In other words, raising the price will increase supply as other producers hope to take advantage of increased profits, but since there's more product competing at higher prices, demand goes down.

All that said, if increasing the price of your book creates value in the mind of the buyer and more sales, more power to you.

~ JBB

LupusDei 🚫
Updated:

@Crumbly Writer

In late Soviet system privilege was defined by availability rather than price that sometimes could be very low (especially against supply/demand expectations) but no material thing was entirely free. By 1994 however, everyone had already learned that a free newspaper is literally nothing but advertisements and we had a couple of those around (it's actually possible the stigma of that was why I didn't carry any at all).

My attempt to distribute for free was a catastrophe, my very limited supply (while copying and paper up to certain amount was free to me (later I had buy part of paper for larger circulation editions myself), operating the machines, sorting and stacking required own labor and time anyhow) was pulled by the wrong people and quite literally thrown on the floor and trampled on. Asking a fee created a useful filter, and while sales required labor, it also forced interaction with the public on me (for the most part I did most of the selling personally, especially early on, later I also delegated that).

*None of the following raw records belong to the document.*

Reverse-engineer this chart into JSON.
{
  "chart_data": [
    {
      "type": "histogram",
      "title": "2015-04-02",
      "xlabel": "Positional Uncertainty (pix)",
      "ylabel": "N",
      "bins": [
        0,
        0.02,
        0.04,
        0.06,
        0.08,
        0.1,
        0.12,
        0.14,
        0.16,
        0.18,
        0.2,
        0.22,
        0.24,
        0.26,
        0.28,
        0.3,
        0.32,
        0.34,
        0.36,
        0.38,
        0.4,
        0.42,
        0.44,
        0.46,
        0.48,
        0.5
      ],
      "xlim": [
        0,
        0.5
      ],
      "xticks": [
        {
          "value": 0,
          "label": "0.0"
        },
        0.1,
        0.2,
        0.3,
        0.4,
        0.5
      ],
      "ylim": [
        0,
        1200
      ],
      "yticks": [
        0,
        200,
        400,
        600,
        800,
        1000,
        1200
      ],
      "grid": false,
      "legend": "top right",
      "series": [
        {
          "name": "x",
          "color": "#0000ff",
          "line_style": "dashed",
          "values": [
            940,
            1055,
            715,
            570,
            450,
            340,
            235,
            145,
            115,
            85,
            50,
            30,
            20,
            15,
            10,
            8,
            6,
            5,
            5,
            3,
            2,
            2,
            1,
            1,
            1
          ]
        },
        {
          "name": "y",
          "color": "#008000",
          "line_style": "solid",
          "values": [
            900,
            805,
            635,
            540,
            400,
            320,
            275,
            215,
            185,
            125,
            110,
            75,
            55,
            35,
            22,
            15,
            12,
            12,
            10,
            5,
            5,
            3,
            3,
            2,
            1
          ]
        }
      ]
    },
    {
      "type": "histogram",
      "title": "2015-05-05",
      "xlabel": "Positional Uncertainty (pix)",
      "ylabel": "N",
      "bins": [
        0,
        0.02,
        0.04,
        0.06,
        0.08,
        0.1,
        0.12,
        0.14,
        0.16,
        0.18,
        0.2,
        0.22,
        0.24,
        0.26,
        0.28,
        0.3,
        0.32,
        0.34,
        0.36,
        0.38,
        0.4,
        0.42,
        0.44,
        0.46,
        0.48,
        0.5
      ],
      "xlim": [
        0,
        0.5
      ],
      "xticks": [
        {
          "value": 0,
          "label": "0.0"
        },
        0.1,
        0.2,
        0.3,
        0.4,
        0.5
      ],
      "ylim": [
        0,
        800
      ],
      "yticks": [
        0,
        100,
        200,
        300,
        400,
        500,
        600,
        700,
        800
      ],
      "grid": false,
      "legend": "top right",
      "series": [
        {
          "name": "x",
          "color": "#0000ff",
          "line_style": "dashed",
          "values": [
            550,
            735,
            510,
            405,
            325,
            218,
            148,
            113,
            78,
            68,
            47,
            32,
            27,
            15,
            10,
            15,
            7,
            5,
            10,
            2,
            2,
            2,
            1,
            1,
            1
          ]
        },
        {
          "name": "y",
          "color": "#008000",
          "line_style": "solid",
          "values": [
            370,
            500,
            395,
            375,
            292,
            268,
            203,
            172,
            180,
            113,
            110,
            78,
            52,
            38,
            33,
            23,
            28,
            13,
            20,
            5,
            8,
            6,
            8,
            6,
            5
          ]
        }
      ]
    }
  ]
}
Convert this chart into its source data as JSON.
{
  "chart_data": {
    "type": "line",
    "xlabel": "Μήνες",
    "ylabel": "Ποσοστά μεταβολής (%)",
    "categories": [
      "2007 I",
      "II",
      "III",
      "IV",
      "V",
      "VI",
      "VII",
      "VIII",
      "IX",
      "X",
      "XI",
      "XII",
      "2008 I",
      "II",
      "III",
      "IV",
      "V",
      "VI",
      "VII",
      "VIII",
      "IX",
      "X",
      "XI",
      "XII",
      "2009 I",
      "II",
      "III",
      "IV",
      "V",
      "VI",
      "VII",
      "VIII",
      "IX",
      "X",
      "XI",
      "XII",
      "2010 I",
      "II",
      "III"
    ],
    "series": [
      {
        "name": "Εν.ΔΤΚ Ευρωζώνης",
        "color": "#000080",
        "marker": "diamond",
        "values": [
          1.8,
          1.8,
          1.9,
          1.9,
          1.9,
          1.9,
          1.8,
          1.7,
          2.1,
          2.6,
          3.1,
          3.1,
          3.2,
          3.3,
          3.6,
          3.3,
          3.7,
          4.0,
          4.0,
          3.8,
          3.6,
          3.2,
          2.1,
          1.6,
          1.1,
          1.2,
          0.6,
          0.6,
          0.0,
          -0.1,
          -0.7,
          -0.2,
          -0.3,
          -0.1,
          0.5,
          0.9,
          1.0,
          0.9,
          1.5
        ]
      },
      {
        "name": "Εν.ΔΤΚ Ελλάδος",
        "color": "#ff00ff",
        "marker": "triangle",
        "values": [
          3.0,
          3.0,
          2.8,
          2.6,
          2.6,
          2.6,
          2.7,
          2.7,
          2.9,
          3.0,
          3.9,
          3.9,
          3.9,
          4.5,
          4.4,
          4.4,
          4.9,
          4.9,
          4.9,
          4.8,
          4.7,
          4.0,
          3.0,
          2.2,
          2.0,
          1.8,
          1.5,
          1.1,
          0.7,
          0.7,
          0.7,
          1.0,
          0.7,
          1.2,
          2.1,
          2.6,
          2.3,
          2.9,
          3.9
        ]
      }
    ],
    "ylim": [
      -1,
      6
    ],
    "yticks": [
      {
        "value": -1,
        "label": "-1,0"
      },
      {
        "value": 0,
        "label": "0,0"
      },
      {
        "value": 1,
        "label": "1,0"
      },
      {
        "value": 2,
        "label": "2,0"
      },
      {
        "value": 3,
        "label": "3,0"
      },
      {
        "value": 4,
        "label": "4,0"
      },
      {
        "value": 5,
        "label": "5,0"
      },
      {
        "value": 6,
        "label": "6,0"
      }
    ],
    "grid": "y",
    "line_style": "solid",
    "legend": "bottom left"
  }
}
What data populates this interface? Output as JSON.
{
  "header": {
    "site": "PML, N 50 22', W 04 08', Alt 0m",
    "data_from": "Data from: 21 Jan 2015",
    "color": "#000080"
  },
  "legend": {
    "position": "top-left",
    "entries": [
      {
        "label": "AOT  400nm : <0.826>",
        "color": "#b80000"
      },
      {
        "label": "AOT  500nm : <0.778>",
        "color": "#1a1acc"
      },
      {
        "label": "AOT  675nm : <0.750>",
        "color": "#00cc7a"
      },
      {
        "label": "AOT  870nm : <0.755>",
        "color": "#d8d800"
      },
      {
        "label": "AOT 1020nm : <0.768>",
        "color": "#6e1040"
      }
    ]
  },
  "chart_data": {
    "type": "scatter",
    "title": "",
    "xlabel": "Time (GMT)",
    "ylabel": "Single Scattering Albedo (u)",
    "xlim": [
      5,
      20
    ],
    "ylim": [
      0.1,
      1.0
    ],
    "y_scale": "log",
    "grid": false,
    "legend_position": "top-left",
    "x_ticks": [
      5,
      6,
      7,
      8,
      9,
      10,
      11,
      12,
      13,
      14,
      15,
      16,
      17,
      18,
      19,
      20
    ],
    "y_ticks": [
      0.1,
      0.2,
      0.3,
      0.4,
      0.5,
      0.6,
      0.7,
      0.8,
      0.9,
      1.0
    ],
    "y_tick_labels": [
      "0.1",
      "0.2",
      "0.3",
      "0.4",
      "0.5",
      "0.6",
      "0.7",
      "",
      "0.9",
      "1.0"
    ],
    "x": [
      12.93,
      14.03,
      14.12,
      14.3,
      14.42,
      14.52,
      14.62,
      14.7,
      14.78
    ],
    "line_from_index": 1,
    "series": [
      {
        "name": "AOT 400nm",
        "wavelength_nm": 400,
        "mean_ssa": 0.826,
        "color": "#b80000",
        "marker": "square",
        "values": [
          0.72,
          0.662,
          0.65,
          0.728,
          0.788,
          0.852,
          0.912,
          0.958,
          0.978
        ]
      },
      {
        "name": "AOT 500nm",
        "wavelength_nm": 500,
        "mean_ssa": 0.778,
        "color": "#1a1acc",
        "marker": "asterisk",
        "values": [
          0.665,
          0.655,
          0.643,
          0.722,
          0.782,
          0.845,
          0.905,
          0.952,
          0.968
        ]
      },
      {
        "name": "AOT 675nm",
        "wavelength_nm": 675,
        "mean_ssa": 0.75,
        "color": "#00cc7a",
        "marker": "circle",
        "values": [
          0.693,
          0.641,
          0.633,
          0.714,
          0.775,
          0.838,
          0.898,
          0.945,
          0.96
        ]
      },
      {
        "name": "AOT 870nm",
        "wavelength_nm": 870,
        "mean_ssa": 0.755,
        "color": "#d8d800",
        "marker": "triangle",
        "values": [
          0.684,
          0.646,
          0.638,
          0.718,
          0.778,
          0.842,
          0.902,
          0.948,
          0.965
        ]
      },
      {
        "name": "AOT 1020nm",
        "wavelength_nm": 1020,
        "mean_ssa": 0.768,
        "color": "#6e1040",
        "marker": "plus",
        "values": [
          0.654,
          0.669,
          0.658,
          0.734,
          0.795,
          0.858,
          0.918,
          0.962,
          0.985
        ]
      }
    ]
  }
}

Profit was secondary consideration. I still distributed for free what initially was a significant percentage: a certain amount of copies went to school's library and teacher's lounge, principal's office, and other official requests, and my pricing was flexible with personal discounts and free copies 'smuggled' to important people if I felt like that. But since there was a nominal price, those too felt special to the receiver. As a result copies were shared and traded from hands to hands by interested people who actually paid attention to the content, instead of being frivolously destroyed by hooligans without really looking at.